Clipboard in hand, Glenn Mina headed off to his new job recently: visiting the homes of rapists and child molesters.
His duty for the Harford County Sheriff's Office is to make sure they live where they say they live.
He recounted knocking one recent morning on the door of a Joppatowne man who had served several years in prison for a sex offense and is on probation. His wife answered the door and became alarmed when she learned that the Sheriff's Office was looking for her husband, Mina said.
"Oh no," Mina recalled her saying. "Are there more accusations?"
He reassured her that there weren't, that he just needed to verify the address her husband gave to the state.
She said her husband would be back after work. Mina assured her that he would be back as well.
Mina, a former lieutenant and commander in the office's investigations unit, was hired out of retirement last month to verify the addresses of the approximately 80 child sex-offenders registered in Harford County.
Other jurisdictions conduct similar checks.
After Carl Preston Evans Jr., a convicted sex offender, was accused of killing his 13-year-old stepdaughter in Essex last month, Howard County police tried to track down all 76 of that county's registered offenders. They reported that six were unaccounted for as of yesterday evening.
On Friday, Baltimore County police captured Evans. Until the July 25 killing, authorities didn't have an accurate address for Evans, a convicted rapist who is listed on the state's registry. Evans was one of about 800 registered offenders in Maryland -- one in five -- for whom the state might not have an accurate address.
In Baltimore County, auxiliary police check the addresses of registered child sex offenders, confirming them at least once a year.
In counties such as Harford, the job of verifying sex-offender addresses becomes more laborious as the sex offender list expands. Because many sex offenders are required to register for life, the list rarely gets shorter. However, when these sex offenders finish the terms of their parole and probation, it is harder for authorities to keep track of them, state officials say.
In Harford, the number of child sex-offenders has expanded from about 30 in 2001 to 80, according to figures from the Harford sheriff's Web site.
Harford County Sheriff R. Thomas Golding said last month that he will create a position in his budget next year for the sole purpose of verifying sex-offender addresses. Mina, a part-time civilian employee, will cost the department $7,700 this year.
Harford police authorities say an updated list is critical to future investigations.
"If an incident occurs, we're able to quickly identify and locate potential suspects" on the sex-offender registry, said Lt. James Eyler, a Harford sheriff spokesman.
In the past year, Harford authorities have charged at least two sex offenders with providing wrong addresses. The misdemeanor carries a maximum three years in prison or $5,000 fine, a Harford sheriff's spokesman said. Both men charged by Harford authorities are awaiting trial.

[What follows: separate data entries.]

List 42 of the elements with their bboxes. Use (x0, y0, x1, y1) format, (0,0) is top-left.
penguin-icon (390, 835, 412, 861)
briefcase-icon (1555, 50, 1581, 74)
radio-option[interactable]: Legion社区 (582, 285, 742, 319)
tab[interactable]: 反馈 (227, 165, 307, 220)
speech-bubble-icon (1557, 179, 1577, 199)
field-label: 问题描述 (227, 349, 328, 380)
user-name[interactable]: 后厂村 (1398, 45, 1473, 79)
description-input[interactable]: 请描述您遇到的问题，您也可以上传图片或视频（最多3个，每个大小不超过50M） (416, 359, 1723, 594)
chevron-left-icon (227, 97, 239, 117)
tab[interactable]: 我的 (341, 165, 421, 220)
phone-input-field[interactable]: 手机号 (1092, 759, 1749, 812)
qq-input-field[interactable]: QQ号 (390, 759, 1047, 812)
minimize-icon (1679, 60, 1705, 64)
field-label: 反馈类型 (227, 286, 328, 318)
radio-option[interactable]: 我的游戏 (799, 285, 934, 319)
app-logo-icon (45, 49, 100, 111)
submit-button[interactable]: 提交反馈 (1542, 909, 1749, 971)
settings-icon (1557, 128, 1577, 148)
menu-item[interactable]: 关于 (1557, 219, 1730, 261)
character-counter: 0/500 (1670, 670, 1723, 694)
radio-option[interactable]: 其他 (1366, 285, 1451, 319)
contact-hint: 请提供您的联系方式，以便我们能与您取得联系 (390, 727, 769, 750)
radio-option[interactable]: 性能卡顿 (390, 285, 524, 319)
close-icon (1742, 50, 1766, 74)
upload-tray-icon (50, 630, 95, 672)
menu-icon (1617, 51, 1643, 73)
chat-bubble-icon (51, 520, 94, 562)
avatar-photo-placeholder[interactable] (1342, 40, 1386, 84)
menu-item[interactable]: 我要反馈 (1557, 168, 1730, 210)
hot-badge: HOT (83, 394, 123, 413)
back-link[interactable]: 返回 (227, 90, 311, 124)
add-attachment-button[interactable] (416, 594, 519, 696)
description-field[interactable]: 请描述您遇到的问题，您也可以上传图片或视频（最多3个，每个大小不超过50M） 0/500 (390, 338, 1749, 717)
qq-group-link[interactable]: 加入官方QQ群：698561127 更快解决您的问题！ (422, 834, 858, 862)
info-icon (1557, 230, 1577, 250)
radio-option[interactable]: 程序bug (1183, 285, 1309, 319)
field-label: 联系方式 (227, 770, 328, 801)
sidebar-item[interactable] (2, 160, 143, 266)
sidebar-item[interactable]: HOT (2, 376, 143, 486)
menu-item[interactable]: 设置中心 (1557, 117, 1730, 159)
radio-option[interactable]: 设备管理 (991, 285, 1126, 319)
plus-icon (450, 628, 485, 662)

Mina, 55, spent many years on patrol and as a commander in the investigations unit.
In his new job, he wore khakis and a green polo shirt recently as he visited homes in a police cruiser, he said. Mina carried packets containing background information on each child sex offender, as well as a yellow notepad on which he checked off which addresses he had verified, he said.
To verify an address, he must meet the sex offender at his or her home. He also asks for mail and a driver's license showing the address on the state register.
Of the 22 homes he visited recently, he verified that nine were correct. He plans to revisit the remaining 13.
'Under the spotlight'
Mina said many offenders he has visited are not overly bothered by the visit.
"They know they're under the spotlight," Mina said.
He added: "When he becomes a violator, the community comes before the offender's rights at that point."
David P. Wolinksi, the state official in charge of the Maryland Sex Offender Registry, said officials like Mina should operate on the assumption that some offenders provide the wrong address.
"There's a lot of incentive for an individual not to provide good information," Wolinski said. "It impacts their jobs, it impacts where they can live, it affects their friends and family."
Sun staff writer Laura Barnhardt contributed to this article.